When Breach spends time with her family now she values it as ‘quality time’.
"You never expect it, you don't expect your mum or a family member to get diagnosed with cancer. It's a life threatening illness and some people aren't as fortunate as we've been with my mum.
"But yeah I think it has brought us together and [made us realise] the time we spend together is quality time now and that we don't take it for granted. If they can come to a game it's great, but if they can't we take time to go and see them during the week.
“Now Covid has been a thing this year it hasn’t been as much as I'd like to see them but I went home for the beginning of Covid because of my ankle [injury]. That was nice to spend some time when she was better and we could do things together, go on walks and stuff which I think is nice.”
And she added it’s not only brought her family closer together but she has realised how much she is cared about in the rugby community as well.

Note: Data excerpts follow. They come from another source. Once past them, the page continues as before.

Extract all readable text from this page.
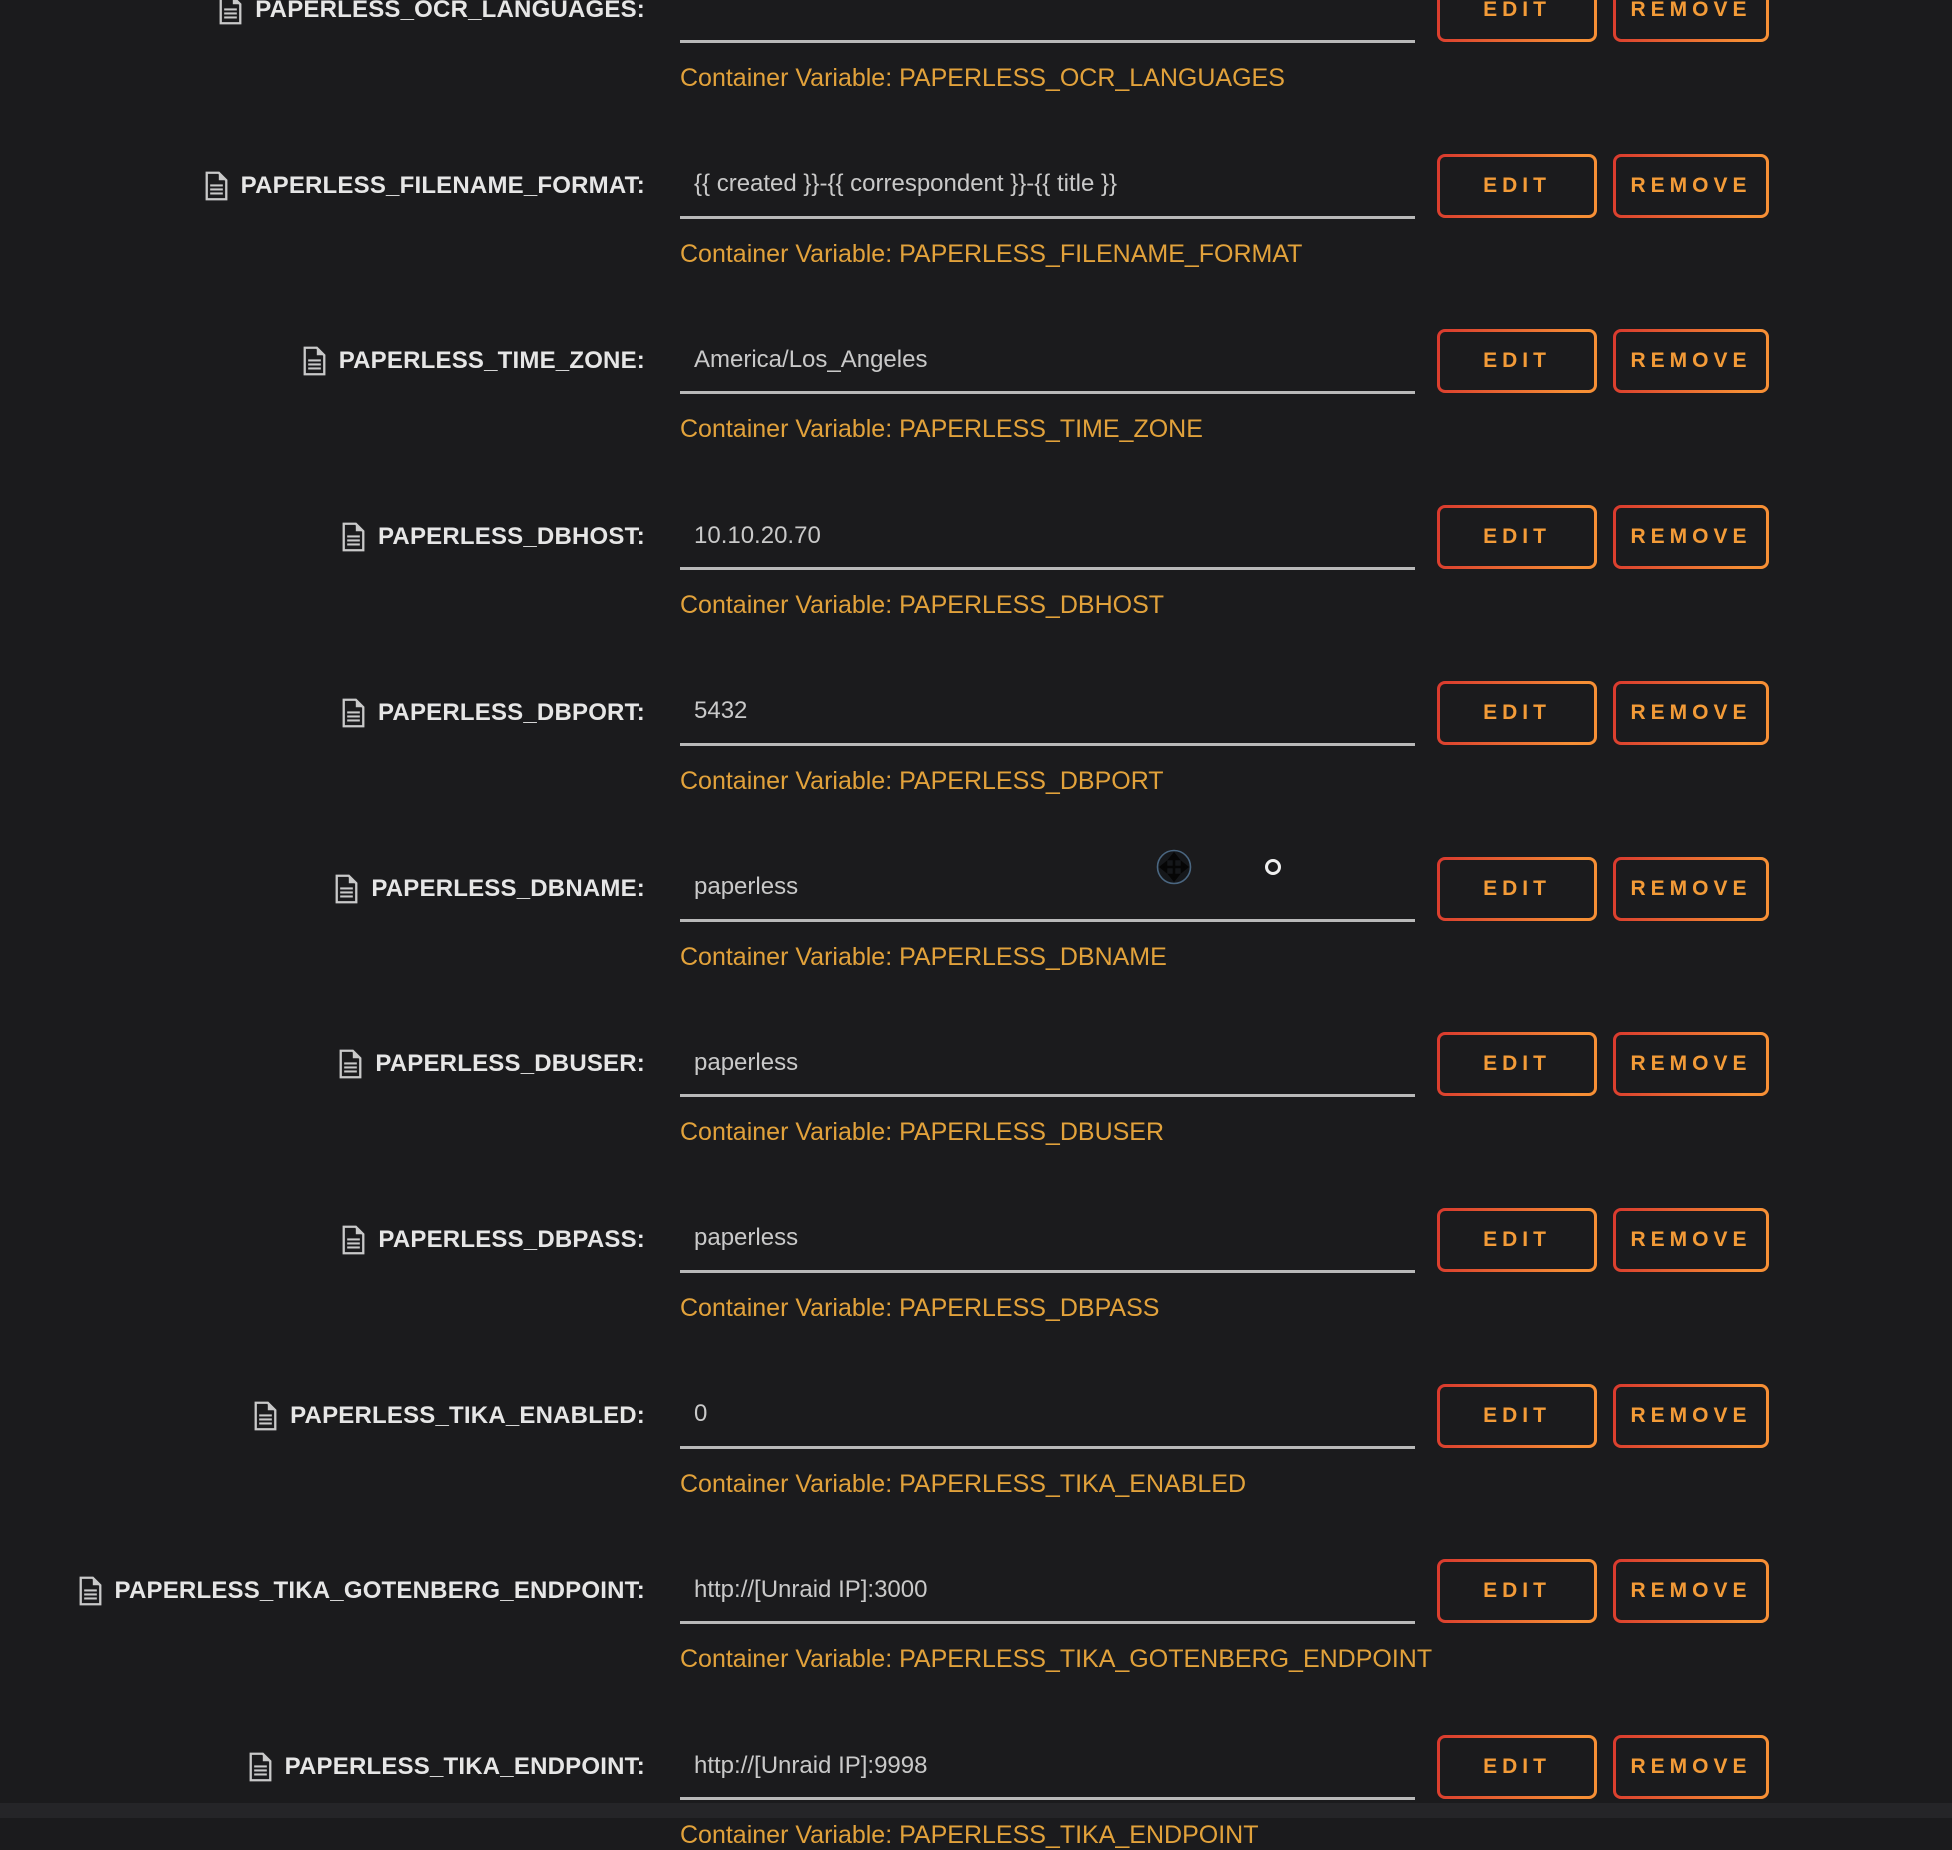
PAPERLESS_OCR_LANGUAGES:
Container Variable: PAPERLESS_OCR_LANGUAGES
EDIT	REMOVE
PAPERLESS_FILENAME_FORMAT: {{ created }}-{{ correspondent }}-{{ title }}
Container Variable: PAPERLESS_FILENAME_FORMAT
EDIT	REMOVE
PAPERLESS_TIME_ZONE: America/Los_Angeles
Container Variable: PAPERLESS_TIME_ZONE
EDIT	REMOVE
PAPERLESS_DBHOST: 10.10.20.70
Container Variable: PAPERLESS_DBHOST
EDIT	REMOVE
PAPERLESS_DBPORT: 5432
Container Variable: PAPERLESS_DBPORT
EDIT	REMOVE
PAPERLESS_DBNAME: paperless
Container Variable: PAPERLESS_DBNAME
EDIT	REMOVE
PAPERLESS_DBUSER: paperless
Container Variable: PAPERLESS_DBUSER
EDIT	REMOVE
PAPERLESS_DBPASS: paperless
Container Variable: PAPERLESS_DBPASS
EDIT	REMOVE
PAPERLESS_TIKA_ENABLED: 0
Container Variable: PAPERLESS_TIKA_ENABLED
EDIT	REMOVE
PAPERLESS_TIKA_GOTENBERG_ENDPOINT: http://[Unraid IP]:3000
Container Variable: PAPERLESS_TIKA_GOTENBERG_ENDPOINT
EDIT	REMOVE
PAPERLESS_TIKA_ENDPOINT: http://[Unraid IP]:9998
Container Variable: PAPERLESS_TIKA_ENDPOINT
EDIT	REMOVE
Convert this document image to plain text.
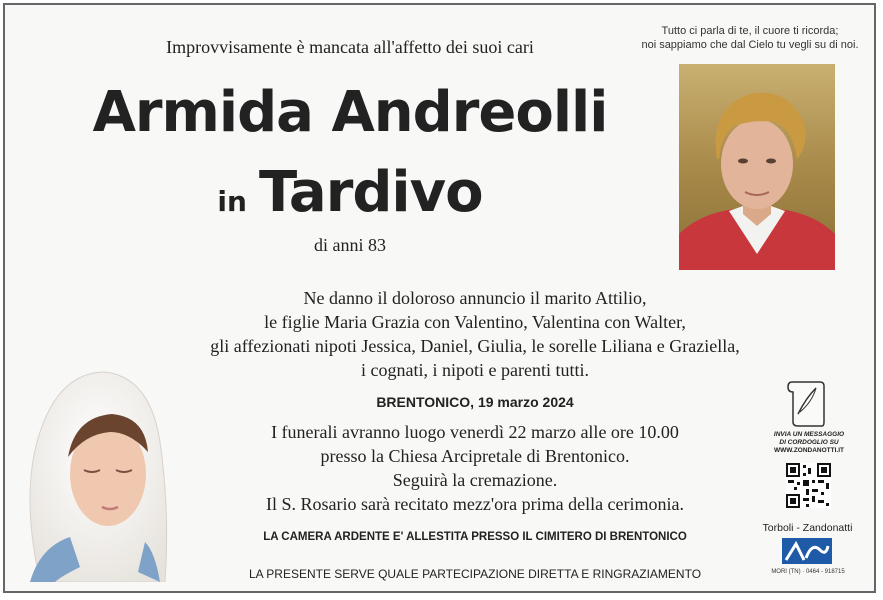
Improvvisamente è mancata all'affetto dei suoi cari
Tutto ci parla di te, il cuore ti ricorda;
noi sappiamo che dal Cielo tu vegli su di noi.
Armida Andreolli
in Tardivo
di anni 83
Ne danno il doloroso annuncio il marito Attilio,
le figlie Maria Grazia con Valentino, Valentina con Walter,
gli affezionati nipoti Jessica, Daniel, Giulia, le sorelle Liliana e Graziella,
i cognati, i nipoti e parenti tutti.
BRENTONICO, 19 marzo 2024
I funerali avranno luogo venerdì 22 marzo alle ore 10.00
presso la Chiesa Arcipretale di Brentonico.
Seguirà la cremazione.
Il S. Rosario sarà recitato mezz'ora prima della cerimonia.
LA CAMERA ARDENTE E' ALLESTITA PRESSO IL CIMITERO DI BRENTONICO
LA PRESENTE SERVE QUALE PARTECIPAZIONE DIRETTA E RINGRAZIAMENTO
INVIA UN MESSAGGIO
DI CORDOGLIO SU
WWW.ZONDANOTTI.IT
Torboli - Zandonatti
MORI (TN) · 0464 - 918715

"I think it's just made me aware of how important family is and how caring and open everyone is. Harlequins as a club were very open and were like if you need to have time away, you need to not play a game [you can] and so were England.
"I think that's nice to know that you're cared about, even though rugby is first, you're still cared about as a human being and your emotions. I think it does drive me on and I think some part of me when it was all high up in the state of it, when she was diagnosed, I was thinking ‘oh I just want her to see me achieve’.
“I think you start overthinking things and worrying that they're not going to see that or have the opportunity to watch you but luckily at the moment it's all a-okay. Hopefully they’ll be able to watch games soon but yeah I think it's definitely driven me to be a better person.”
Breach will be in action for England in their match against France on Saturday. Kick off is at 1.15pm and it is available to watch on BBC Two.